Timestamp parsing

Polars offers 4 time datatypes:

  • pl.Date, to be used for date objects: the number of days since the UNIX epoch as a 32 bit signed integer.
  • pl.Datetime, to be used of datetime objects: the number of nanoseconds since the UNIX epoch as a 64 bit signed integer.
  • pl.Time, encoded as the number of nanoseconds since midnight.

Polars string (pl.Utf8) datatypes can be parsed as either of them.
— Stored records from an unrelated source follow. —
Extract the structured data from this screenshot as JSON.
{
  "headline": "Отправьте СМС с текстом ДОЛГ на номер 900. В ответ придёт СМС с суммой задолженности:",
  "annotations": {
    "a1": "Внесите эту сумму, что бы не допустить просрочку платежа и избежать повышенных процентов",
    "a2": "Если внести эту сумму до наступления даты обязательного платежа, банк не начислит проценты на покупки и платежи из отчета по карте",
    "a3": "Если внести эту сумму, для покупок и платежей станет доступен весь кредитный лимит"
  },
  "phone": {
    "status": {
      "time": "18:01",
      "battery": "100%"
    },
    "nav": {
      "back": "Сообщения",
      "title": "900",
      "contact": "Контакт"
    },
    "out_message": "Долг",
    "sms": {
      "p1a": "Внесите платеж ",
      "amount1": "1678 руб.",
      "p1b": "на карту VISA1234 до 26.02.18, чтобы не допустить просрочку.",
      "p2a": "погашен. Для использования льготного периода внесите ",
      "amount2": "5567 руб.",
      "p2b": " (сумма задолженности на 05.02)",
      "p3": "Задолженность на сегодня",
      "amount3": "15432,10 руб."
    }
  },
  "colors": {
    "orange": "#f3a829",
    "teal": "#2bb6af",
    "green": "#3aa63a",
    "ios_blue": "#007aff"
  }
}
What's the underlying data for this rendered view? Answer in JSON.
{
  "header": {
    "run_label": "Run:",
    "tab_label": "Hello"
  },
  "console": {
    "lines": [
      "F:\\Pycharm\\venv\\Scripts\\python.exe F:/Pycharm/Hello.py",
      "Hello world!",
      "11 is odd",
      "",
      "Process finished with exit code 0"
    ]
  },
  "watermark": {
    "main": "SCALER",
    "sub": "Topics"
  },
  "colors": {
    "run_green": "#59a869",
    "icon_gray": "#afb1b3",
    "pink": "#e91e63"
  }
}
You can let Polars try to guess the format of the date[time], or explicitly provide a fmt rule.

For instance (check this link for an comprehensive list):

  • "%Y-%m-%d" for "2020-12-31"
  • "%Y/%B/%d" for "2020/December/31"
  • "%B %y" for "December 20"

Below a quick example:

import polars as pl

dataset = pl.DataFrame({"date": ["2020-01-02", "2020-01-03", "2020-01-04"], "index": [1, 2, 3]})

q = dataset.lazy().with_column(pl.col("date").str.strptime(pl.Date, "%Y-%m-%d"))

df = q.collect()

returning:

shape: (3, 2)
┌────────────┬───────┐
│ date       ┆ index │
│ ---        ┆ ---   │
│ date       ┆ i64   │
╞════════════╪═══════╡
│ 2020-01-02 ┆ 1     │
├╌╌╌╌╌╌╌╌╌╌╌╌┼╌╌╌╌╌╌╌┤
│ 2020-01-03 ┆ 2     │
├╌╌╌╌╌╌╌╌╌╌╌╌┼╌╌╌╌╌╌╌┤
│ 2020-01-04 ┆ 3     │
└────────────┴───────┘

All datetime functionality is shown in the dt namespace.